Today is the 7th anniversary of 2006 Coup d’etat in Thailand and also the day 2 trillion baht (US$64 billion) infrastructure development bill is submitted to Thai parliament.
While the act has a lot of critics (specifically on the ‘debt’ side), it is the most ambitious infrastructure investment in Thailand since the 1997 financial crisis.
The latest big infrastructure investments in Thailand occurred before the Asian financial crisis. After the crisis, Thai governments cut spending and even after the economy recovered there was little political will to launch major infrastructure projects. Thaksin Shinawatra’s government spent a lot of money on stimulating the economy, but there was little investment in infrastructure with the exception of Suvarnabhumi Airport, which opened in 2006 and is already struggling to handle passenger numbers.
This time, the Pheu Thai government is serious about infrastructure development. With the votes they have in parliament, the act should be passed without much trouble. Let’s look ahead at what we can expect over the next decade.
What is the plan?
The act will raise around 2 trillion baht to upgrade various infrastructures.
- 42.7% for highspeed trains
- 24.9% for Bangkok metro/subway
- 15% for road upgrades
- 14.4% for train (non-highspeed) upgrades
- 1.6% for sea ports
- 1.5% for cargo stations and custom houses at borders
The Thai government has set a goal to reduce logistics costs per GDP by 2% (currently at 15.2%) and gradually shift the transport modal from road to rail.
The grand ambition of the highspeed train project is linking Southeast Asia to China – namely from Singapore to Kunming in China’s southwestern Yunnan province.
Who is behind the plan?
Some key Pheu Thai people are:
- Pansak Vinyaratn – the chief policy adviser to Prime Minister Yingluck Shinawatra. He was the chief policy adviser to Prime Minister Thaksin before. He is the main strategist on the infrastructure and highspeed train plan.
- Chadchart Sittipunt – the Minister of Transport, a rising star after his work on transportation policy and grassroots PR.
- Prapat Chongsanguan – the current governor of State Railways of Thailand (SRT). He was the governor of Mass Rapid Transit Authority of Thailand (MRT). He is the guy Pheu Thai sent to fix the SRT’s chronic problems.
What to expect?
The two most obvious benefits of 2-trillion-baht project are the economic benefits of the investment itself and the logistics upgrade. The Thai government said it will create 500,000 jobs during the course of investment.
Thailand’s rail infrastructure is very old and fragile. The existing rail network was built more than a century ago and has not been upgraded much in a last few decades. Whether it’s highspeed rail or not, the SRT infrastructure and organizational bureaucracy will be improved a lot after the upgrade, which can only benefit the economy.

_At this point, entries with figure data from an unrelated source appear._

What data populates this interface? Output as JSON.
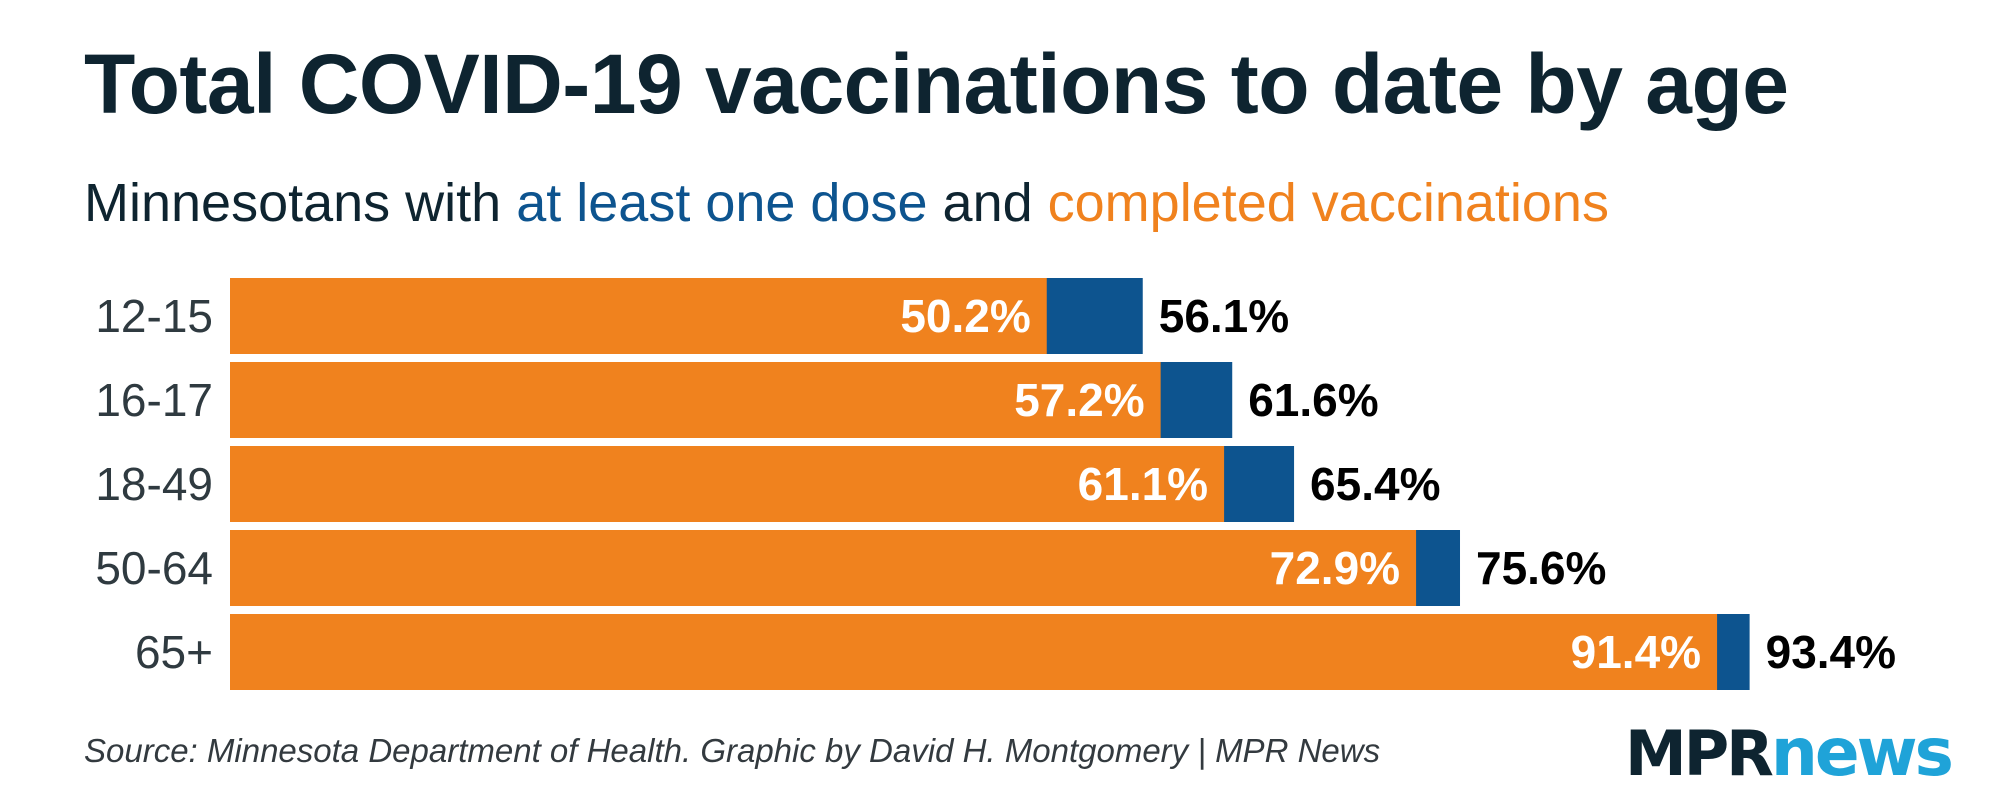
{
  "title": "Total COVID-19 vaccinations to date by age",
  "subtitle": {
    "prefix": "Minnesotans with ",
    "series1": "at least one dose",
    "middle": " and ",
    "series2": "completed vaccinations"
  },
  "chart_data": {
    "type": "bar",
    "orientation": "horizontal",
    "stacking": "overlay",
    "categories": [
      "12-15",
      "16-17",
      "18-49",
      "50-64",
      "65+"
    ],
    "series": [
      {
        "name": "at least one dose",
        "color": "#0d548f",
        "values": [
          56.1,
          61.6,
          65.4,
          75.6,
          93.4
        ],
        "labels": [
          "56.1%",
          "61.6%",
          "65.4%",
          "75.6%",
          "93.4%"
        ]
      },
      {
        "name": "completed vaccinations",
        "color": "#f0821e",
        "values": [
          50.2,
          57.2,
          61.1,
          72.9,
          91.4
        ],
        "labels": [
          "50.2%",
          "57.2%",
          "61.1%",
          "72.9%",
          "91.4%"
        ]
      }
    ],
    "xlim": [
      0,
      100
    ],
    "title": "Total COVID-19 vaccinations to date by age",
    "subtitle": "Minnesotans with at least one dose and completed vaccinations",
    "xlabel": "",
    "ylabel": ""
  },
  "source": "Source: Minnesota Department of Health. Graphic by David H. Montgomery | MPR News",
  "logo": {
    "part1": "MPR",
    "part2": "news"
  }
}
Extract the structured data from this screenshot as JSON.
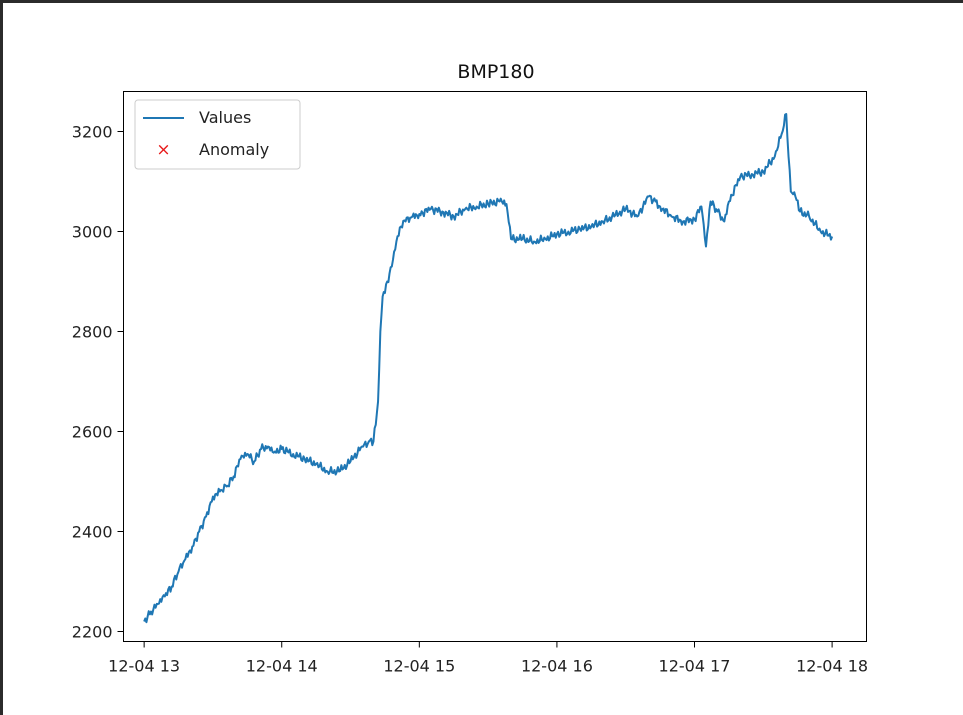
{
  "chart_data": {
    "type": "line",
    "title": "BMP180",
    "xlabel": "",
    "ylabel": "",
    "x_ticks": [
      "12-04 13",
      "12-04 14",
      "12-04 15",
      "12-04 16",
      "12-04 17",
      "12-04 18"
    ],
    "y_ticks": [
      "2200",
      "2400",
      "2600",
      "2800",
      "3000",
      "3200"
    ],
    "xlim": [
      "12-04 12:51",
      "12-04 18:15"
    ],
    "ylim": [
      2180,
      3280
    ],
    "grid": false,
    "legend_position": "upper-left",
    "legend": [
      "Values",
      "Anomaly"
    ],
    "series": [
      {
        "name": "Values",
        "color": "#1f77b4",
        "x": [
          "12-04 13:00",
          "12-04 13:03",
          "12-04 13:06",
          "12-04 13:09",
          "12-04 13:12",
          "12-04 13:15",
          "12-04 13:18",
          "12-04 13:21",
          "12-04 13:24",
          "12-04 13:27",
          "12-04 13:30",
          "12-04 13:33",
          "12-04 13:36",
          "12-04 13:39",
          "12-04 13:42",
          "12-04 13:45",
          "12-04 13:48",
          "12-04 13:51",
          "12-04 13:54",
          "12-04 13:57",
          "12-04 14:00",
          "12-04 14:05",
          "12-04 14:10",
          "12-04 14:15",
          "12-04 14:20",
          "12-04 14:25",
          "12-04 14:30",
          "12-04 14:35",
          "12-04 14:38",
          "12-04 14:40",
          "12-04 14:42",
          "12-04 14:43",
          "12-04 14:44",
          "12-04 14:46",
          "12-04 14:48",
          "12-04 14:50",
          "12-04 14:52",
          "12-04 14:54",
          "12-04 14:57",
          "12-04 15:00",
          "12-04 15:05",
          "12-04 15:10",
          "12-04 15:15",
          "12-04 15:20",
          "12-04 15:25",
          "12-04 15:30",
          "12-04 15:35",
          "12-04 15:38",
          "12-04 15:40",
          "12-04 15:45",
          "12-04 15:50",
          "12-04 15:55",
          "12-04 16:00",
          "12-04 16:05",
          "12-04 16:10",
          "12-04 16:15",
          "12-04 16:20",
          "12-04 16:25",
          "12-04 16:30",
          "12-04 16:35",
          "12-04 16:40",
          "12-04 16:43",
          "12-04 16:45",
          "12-04 16:50",
          "12-04 16:55",
          "12-04 17:00",
          "12-04 17:03",
          "12-04 17:05",
          "12-04 17:07",
          "12-04 17:10",
          "12-04 17:13",
          "12-04 17:15",
          "12-04 17:20",
          "12-04 17:25",
          "12-04 17:30",
          "12-04 17:35",
          "12-04 17:38",
          "12-04 17:40",
          "12-04 17:41",
          "12-04 17:42",
          "12-04 17:44",
          "12-04 17:46",
          "12-04 17:50",
          "12-04 17:55",
          "12-04 18:00"
        ],
        "y": [
          2220,
          2240,
          2255,
          2270,
          2290,
          2320,
          2345,
          2370,
          2400,
          2430,
          2470,
          2480,
          2490,
          2510,
          2545,
          2555,
          2540,
          2565,
          2570,
          2560,
          2565,
          2555,
          2545,
          2535,
          2520,
          2520,
          2540,
          2570,
          2580,
          2580,
          2660,
          2800,
          2870,
          2900,
          2930,
          2980,
          3010,
          3020,
          3030,
          3035,
          3045,
          3040,
          3030,
          3045,
          3050,
          3055,
          3060,
          3055,
          2985,
          2985,
          2980,
          2985,
          2995,
          3000,
          3005,
          3010,
          3020,
          3030,
          3045,
          3030,
          3070,
          3060,
          3050,
          3030,
          3020,
          3025,
          3050,
          2970,
          3060,
          3040,
          3020,
          3060,
          3110,
          3115,
          3120,
          3150,
          3195,
          3235,
          3150,
          3080,
          3070,
          3040,
          3030,
          3000,
          2990
        ]
      }
    ]
  }
}
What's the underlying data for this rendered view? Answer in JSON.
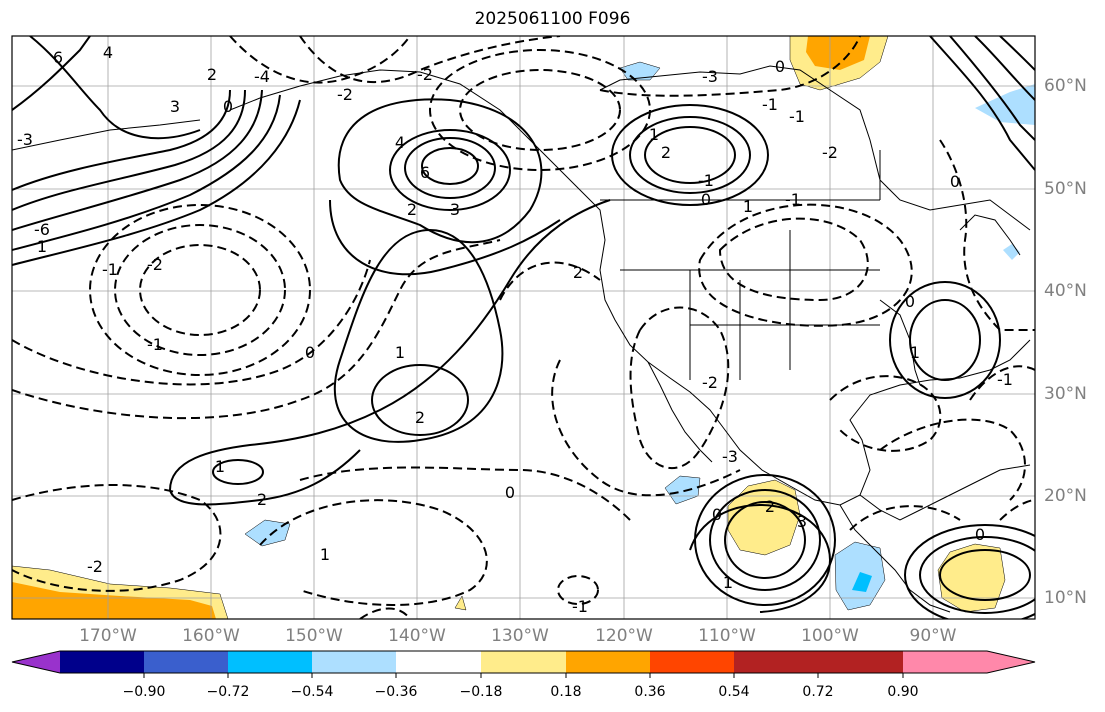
{
  "title": "2025061100 F096",
  "lon_labels": [
    "170°W",
    "160°W",
    "150°W",
    "140°W",
    "130°W",
    "120°W",
    "110°W",
    "100°W",
    "90°W"
  ],
  "lat_labels": [
    "60°N",
    "50°N",
    "40°N",
    "30°N",
    "20°N",
    "10°N"
  ],
  "colorbar": {
    "ticks": [
      "−0.90",
      "−0.72",
      "−0.54",
      "−0.36",
      "−0.18",
      "0.18",
      "0.36",
      "0.54",
      "0.72",
      "0.90"
    ],
    "colors": [
      "#9932CC",
      "#00008B",
      "#3A5FCD",
      "#00BFFF",
      "#ADDFFF",
      "#FFFFFF",
      "#FFEC8B",
      "#FFA500",
      "#FF4500",
      "#B22222",
      "#FF88AA"
    ]
  },
  "contour_labels": [
    "6",
    "4",
    "3",
    "2",
    "0",
    "-3",
    "-4",
    "-6",
    "1",
    "-1",
    "-2",
    "4",
    "6",
    "2",
    "3",
    "-2",
    "1",
    "2",
    "0",
    "-1",
    "-2",
    "1",
    "2",
    "-1",
    "0",
    "-3",
    "-1",
    "0",
    "1",
    "-1",
    "0",
    "-1",
    "-2",
    "1",
    "2",
    "1",
    "-2",
    "2",
    "0",
    "-1",
    "-2",
    "-3",
    "0",
    "1",
    "2",
    "3",
    "0",
    "1",
    "-1",
    "0"
  ],
  "shading_colors": {
    "light_blue": "#ADDFFF",
    "deep_sky": "#00BFFF",
    "light_yellow": "#FFEC8B",
    "orange": "#FFA500"
  }
}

The next point to watch is the geopolitical shift after the new ASEAN connectivity loop. Mainland ASEAN will link itself closely to Southern China.
Domestically, we will see the geopolitical shift within Thailand as well. The current ‘everything comes to Bangkok’ situation will be gradually changed. The economic power will be distributed to large cities in different parts of Thailand. Five to 10 clusters of ‘new economic area’ will emerge around the highspeed train lines.
What are the concerns?
Debt will be the most discussed issue but, in practice, Thailand’s public debt level is still controllable.
If the political forecast is correct, the Pheu Thai government should win the election again in 2015 and the development plan will go ahead.
My chief concern is human resources and know-how on the highspeed rail project – a completely new thing to Thai society. Very few people know about it and the inefficiency of SRT will make things worse – expect serious delays.
It will take times, maybe a decade or more, to create a good train network and operate it properly.